In 1948, the architect of the post-war American suburb, William Levitt, explained the point of the housing finance system. “No man who owns his own house and lot can be a Communist,” he said. “He has too much to do.”

It’s worth reflecting on this quote on the ten-year anniversary of the financial crisis, because it speaks to how the architects of the bailouts shaped our culture. Tim Geithner, Ben Bernanke, and Hank Paulson, the three key men in charge, basically argue that the bailouts they executed between 2007 and 2009 were unfair, but necessary to preserve stability. It’s time to ask, though: just what stability did they preserve?

These three men paint the financial crisis largely as a technical one. But let’s not get lost in the fancy terms they use, like “normalization of credit flows,” in discussing what happened and why. The excessively wonky tone is intentional – it’s intended to hide the politics of what happened. So let’s look at what the bailouts actually were, in normal human language.

The official response to the financial crisis ended a 75-year-old American policy of pursuing broad homeownership as a social goal. Since at least Franklin Delano Roosevelt, American leaders had deliberately organized the financial system to put more people in their own homes. In 2011, the Obama administration changed this policy, pushing renting over owning. The CEO of Bank of America, Brian Moynihan, echoed this view shortly thereafter. There are many reasons for the change, and not all of them were bad. But what’s important to understand is that the financial crisis was a full-scale assault on the longstanding social contract linking Americans with the financial system through their house.

The way Geithner orchestrated this was through a two-tiered series of policy choices.

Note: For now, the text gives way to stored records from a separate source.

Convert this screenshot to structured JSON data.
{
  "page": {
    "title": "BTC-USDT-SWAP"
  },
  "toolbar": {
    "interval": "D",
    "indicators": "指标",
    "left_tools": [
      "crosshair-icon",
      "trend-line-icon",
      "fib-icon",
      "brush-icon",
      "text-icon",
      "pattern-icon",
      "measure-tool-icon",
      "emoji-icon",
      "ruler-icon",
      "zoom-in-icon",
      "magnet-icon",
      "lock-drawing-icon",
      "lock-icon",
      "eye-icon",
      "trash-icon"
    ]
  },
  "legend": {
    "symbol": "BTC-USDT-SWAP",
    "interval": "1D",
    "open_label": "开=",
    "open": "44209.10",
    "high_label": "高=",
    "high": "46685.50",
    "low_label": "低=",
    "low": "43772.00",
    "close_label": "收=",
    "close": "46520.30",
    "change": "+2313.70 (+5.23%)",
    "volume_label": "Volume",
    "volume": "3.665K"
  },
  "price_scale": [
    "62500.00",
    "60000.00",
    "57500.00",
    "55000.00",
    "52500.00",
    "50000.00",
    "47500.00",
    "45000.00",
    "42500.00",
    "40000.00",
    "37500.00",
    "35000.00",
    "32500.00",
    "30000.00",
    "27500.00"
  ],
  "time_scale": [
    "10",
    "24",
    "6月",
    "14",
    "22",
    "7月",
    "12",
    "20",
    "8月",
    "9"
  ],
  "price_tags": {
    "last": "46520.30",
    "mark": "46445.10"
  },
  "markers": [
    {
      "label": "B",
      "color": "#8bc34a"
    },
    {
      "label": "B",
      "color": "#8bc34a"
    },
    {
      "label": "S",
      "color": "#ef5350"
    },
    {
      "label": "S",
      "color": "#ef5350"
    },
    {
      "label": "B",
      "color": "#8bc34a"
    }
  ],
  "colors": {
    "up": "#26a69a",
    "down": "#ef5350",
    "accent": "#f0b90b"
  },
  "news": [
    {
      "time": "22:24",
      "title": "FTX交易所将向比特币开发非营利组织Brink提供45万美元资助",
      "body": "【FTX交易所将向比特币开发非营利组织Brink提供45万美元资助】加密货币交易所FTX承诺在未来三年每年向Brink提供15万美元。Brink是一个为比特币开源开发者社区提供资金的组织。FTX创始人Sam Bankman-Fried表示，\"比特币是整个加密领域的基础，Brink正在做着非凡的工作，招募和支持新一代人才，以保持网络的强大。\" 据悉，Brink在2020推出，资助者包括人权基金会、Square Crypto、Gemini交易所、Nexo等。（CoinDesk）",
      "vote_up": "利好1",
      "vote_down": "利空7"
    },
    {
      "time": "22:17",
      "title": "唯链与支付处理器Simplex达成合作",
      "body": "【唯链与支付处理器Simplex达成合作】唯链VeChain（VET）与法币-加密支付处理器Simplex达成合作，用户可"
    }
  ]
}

During the crisis, everyone needed money from the government, but Geithner offered money to the big guy, and not the little guy.

First, he found mechanisms, all of them very technical—and well-reported in Adam Tooze’s new book Crashed—to throw unlimited amounts of credit at institutions controlled by financial executives in the United States and Europe. (Eric Holder, meanwhile, also de facto granted legal amnesty to executives for possible securities fraud associated with the crisis.)

Second, Geithner chose to deny money and credit to the middle class in the midst of a foreclosure crisis. The Obama administration supported this by neutering laws against illegal foreclosures.

The response to the financial crisis was about reorganizing property rights. If you were close to power, you enjoyed unlimited rights and no responsibilities, and if you were far from power, you got screwed. This shaped the world into what it is today. As Levitt pointed out, when people have no stake in the system, they get radical.

Did this prevent a full-scale collapse? Yes. Was it necessary to do it the way we did? Not at all.